The divine character of Jesus Christ, his tender love for mankind, his forgiving spirit his compassion for the outcast and despised, his cruel crucifixion and glorious ascension, were all depicted, and some of the points were dwelt on with great power; great, at least, to me, who then heard of these things for the first time in my life. Again and again did the preacher reiterate the words "for every man." These glad tidings, this salvation, were not for the benefit of a select few only. They were for the slave as well as the master, the poor as well as the rich, for the persecuted, the distressed, the heavy-laden, the captive; for me among the rest, a poor, despised, abused creature, deemed of others fit for nothing but unrequited toil—but mental and bodily degradation. O, the blessedness and sweetness of feeling that I was loved! I would have died that moment, with joy, for the compassionate Saviour about whom I was hearing. "He loves me," "he looks down in compassion from heaven on me," "he died to save my soul," "he'll welcome me to the skies," I kept repeating to myself. I was transported with delicious joy. I seemed to see a glorious being, in a cloud of splendor, smiling down from on high. In sharp contrast with the experience of the contempt and brutality of my earthly master, I basked in the sunshine of the benignity of this divine being. "He'll be my dear refuge—he'll wipe away all tears from my eyes." "Now I can bear all things; nothing will seem hard after this." I felt sorry that "Massa Riley" didn't know him, sorry he should live such a coarse, wicked, cruel life.

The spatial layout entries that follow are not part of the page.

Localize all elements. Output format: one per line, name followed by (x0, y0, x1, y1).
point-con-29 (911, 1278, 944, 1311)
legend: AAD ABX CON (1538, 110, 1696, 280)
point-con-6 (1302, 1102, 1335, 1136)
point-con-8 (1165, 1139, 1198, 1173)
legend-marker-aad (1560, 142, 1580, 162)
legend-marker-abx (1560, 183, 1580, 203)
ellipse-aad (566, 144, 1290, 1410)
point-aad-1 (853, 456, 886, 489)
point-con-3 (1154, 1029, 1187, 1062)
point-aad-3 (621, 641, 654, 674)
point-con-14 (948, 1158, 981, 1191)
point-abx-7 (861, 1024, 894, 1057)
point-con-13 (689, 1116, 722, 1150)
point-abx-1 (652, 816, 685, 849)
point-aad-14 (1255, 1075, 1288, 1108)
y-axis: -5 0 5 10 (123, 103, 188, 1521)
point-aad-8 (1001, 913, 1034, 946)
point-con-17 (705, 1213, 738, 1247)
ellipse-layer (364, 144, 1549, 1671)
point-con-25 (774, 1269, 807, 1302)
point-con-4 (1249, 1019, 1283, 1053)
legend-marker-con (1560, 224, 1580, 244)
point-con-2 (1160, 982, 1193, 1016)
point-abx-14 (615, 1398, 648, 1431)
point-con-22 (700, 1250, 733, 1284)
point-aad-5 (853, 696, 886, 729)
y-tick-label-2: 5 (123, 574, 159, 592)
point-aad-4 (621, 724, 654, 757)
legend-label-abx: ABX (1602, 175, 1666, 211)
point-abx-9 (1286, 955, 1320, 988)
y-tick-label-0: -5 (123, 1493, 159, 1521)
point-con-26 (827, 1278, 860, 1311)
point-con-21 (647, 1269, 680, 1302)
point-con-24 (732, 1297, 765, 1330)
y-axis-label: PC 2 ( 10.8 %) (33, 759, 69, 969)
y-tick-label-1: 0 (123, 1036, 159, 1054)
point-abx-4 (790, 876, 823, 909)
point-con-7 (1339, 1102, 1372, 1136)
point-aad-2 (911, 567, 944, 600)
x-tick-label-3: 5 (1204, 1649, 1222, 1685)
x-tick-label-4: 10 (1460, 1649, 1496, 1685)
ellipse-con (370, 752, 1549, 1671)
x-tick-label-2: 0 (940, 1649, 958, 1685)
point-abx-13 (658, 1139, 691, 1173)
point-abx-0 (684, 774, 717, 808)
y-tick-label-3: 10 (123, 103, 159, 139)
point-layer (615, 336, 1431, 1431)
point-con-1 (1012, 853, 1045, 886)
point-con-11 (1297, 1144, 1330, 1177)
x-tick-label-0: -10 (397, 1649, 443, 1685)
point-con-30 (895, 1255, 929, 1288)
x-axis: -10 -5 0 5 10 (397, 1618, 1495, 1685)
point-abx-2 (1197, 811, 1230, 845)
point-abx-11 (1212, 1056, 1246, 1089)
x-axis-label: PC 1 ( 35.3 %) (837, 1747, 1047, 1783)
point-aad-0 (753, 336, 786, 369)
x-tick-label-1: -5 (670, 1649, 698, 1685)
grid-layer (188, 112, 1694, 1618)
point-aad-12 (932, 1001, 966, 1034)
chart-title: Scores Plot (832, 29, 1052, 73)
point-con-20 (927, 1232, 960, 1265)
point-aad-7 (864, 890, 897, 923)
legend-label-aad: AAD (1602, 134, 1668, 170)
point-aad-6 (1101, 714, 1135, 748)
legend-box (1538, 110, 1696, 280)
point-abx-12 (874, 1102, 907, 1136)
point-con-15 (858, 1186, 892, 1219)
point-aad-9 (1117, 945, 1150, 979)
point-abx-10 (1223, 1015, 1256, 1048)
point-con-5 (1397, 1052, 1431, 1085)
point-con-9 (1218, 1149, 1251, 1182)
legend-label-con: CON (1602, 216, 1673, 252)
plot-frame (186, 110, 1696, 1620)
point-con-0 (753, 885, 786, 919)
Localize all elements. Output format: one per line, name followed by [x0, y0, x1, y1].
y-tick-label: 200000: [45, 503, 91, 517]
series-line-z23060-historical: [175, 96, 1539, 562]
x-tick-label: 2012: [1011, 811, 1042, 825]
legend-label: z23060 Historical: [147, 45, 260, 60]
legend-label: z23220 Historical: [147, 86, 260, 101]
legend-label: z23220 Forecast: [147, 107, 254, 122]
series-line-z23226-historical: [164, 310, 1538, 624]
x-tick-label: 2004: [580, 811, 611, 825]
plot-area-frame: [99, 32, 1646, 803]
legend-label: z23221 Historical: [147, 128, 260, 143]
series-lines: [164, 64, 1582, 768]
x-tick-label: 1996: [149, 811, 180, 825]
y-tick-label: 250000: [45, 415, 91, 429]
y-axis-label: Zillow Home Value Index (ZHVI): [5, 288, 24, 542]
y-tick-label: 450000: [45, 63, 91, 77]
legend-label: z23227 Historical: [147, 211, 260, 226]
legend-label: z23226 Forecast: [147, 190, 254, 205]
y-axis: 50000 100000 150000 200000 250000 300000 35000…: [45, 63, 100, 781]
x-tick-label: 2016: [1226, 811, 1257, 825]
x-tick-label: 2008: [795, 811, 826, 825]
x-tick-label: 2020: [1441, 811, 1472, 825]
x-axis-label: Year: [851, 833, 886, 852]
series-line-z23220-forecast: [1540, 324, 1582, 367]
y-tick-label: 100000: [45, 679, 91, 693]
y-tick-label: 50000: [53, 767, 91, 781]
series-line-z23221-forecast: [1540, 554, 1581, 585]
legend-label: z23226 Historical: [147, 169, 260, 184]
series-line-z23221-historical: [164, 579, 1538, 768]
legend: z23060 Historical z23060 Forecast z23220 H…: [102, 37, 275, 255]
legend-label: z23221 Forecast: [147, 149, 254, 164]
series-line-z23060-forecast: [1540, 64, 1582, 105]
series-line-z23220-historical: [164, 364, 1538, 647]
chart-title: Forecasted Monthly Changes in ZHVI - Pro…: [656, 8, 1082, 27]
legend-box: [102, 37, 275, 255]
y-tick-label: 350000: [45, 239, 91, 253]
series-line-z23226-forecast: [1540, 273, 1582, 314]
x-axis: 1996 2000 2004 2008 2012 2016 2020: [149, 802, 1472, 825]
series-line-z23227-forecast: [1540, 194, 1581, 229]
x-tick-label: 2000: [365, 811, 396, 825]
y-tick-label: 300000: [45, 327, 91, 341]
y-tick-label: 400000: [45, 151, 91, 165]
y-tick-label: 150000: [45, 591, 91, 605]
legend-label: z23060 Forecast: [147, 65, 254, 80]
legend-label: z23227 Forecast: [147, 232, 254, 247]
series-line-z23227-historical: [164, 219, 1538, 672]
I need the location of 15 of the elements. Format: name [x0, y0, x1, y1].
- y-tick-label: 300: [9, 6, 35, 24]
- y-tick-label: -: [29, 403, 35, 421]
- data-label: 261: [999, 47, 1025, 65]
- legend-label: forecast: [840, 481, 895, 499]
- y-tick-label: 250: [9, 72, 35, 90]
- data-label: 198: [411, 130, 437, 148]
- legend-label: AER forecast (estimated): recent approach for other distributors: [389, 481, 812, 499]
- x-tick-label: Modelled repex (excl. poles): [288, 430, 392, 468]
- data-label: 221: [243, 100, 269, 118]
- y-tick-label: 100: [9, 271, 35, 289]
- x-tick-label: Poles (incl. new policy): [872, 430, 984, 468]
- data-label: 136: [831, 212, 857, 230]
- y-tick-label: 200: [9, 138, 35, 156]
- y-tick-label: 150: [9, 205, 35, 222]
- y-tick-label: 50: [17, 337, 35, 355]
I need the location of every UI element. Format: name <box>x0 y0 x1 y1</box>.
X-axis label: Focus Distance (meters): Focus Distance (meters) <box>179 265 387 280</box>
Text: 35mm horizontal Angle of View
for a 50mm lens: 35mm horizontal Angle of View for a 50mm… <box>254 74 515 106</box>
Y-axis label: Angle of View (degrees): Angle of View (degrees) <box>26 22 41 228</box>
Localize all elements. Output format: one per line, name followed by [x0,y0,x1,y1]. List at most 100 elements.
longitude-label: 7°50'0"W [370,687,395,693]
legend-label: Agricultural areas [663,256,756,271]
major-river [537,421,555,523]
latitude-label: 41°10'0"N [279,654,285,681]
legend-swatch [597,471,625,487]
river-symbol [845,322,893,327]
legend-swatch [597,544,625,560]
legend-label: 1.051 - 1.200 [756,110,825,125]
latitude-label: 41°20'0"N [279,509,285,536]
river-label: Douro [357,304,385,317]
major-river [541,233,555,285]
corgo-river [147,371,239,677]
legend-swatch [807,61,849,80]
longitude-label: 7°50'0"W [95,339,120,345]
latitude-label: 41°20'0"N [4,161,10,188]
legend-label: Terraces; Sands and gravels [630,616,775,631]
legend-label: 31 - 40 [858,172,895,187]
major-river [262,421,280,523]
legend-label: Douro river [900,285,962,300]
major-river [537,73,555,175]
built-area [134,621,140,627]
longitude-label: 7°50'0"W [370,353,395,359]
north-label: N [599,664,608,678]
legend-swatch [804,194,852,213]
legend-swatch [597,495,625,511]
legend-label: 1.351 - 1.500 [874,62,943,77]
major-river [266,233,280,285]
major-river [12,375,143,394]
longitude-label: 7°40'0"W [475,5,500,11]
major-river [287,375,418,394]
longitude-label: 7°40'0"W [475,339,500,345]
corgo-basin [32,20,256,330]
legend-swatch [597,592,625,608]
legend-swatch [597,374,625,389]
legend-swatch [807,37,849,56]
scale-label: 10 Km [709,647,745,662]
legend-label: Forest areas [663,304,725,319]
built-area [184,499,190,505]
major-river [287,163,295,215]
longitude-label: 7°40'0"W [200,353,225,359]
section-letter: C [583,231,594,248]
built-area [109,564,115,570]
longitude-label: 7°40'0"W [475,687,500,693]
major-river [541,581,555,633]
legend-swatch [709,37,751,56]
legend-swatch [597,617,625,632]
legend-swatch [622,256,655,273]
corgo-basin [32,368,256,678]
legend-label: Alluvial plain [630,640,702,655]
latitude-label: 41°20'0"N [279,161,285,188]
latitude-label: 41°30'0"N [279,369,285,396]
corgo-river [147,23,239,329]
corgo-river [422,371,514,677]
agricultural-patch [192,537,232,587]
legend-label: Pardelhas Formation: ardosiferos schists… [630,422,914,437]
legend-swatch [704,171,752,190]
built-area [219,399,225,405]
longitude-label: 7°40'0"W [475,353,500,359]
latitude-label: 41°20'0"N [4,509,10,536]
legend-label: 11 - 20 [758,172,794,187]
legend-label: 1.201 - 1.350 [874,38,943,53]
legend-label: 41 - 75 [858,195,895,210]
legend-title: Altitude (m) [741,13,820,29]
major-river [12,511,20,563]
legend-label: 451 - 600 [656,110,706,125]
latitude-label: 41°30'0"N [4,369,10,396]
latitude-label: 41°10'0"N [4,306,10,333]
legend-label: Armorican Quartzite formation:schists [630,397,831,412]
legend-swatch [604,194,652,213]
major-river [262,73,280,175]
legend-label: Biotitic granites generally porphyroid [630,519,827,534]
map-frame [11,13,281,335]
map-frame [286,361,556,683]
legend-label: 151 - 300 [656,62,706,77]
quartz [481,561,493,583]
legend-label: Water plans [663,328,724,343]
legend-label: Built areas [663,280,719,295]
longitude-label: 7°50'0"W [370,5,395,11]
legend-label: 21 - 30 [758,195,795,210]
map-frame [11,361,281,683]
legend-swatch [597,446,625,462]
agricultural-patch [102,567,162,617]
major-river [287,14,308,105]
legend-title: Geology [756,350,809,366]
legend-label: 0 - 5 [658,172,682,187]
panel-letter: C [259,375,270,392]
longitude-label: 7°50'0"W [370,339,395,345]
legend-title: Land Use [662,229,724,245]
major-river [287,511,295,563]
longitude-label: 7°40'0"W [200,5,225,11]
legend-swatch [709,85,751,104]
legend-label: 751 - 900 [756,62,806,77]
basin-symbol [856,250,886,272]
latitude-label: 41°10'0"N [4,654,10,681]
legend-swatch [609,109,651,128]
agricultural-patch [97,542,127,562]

Swallowed up in the beauty of the divine love, I loved my enemies, and prayed for them that did despitefully use and entreat me.

Revolving the things which I had heard in my mind as I went home, I became so excited that I turned aside from the road into the woods, and prayed to God for light and for aid with an earnestness, which, however unenlightened, was at least sincere and heartfelt; and which the subsequent course of my life has led me to imagine was acceptable to Him who heareth prayer. At all events, I date my conversion, and my awakening to a new life—a consciousness of power and a destiny superior to any thing I had before conceived of—from this day, so memorable to me. I used every means and opportunity of inquiry into religious matters; and so deep was my conviction of their superior importance to every thing else, so clear my perception of my own faults, and so undoubting my observation of the darkness and sin that surrounded me, that I could not help talking much on these subjects with those about me; and it was not long before I began to pray with them, and exhort them, and to impart to the poor slaves those little glimmerings of light from another world, which had reached my own eye. In a few years I became quite an esteemed preacher among them, and I will not believe it is vanity which leads me to think I was useful to some.

I must return, however, for the present, to the course of my life in secular affairs, the facts of which it is my principal object to relate.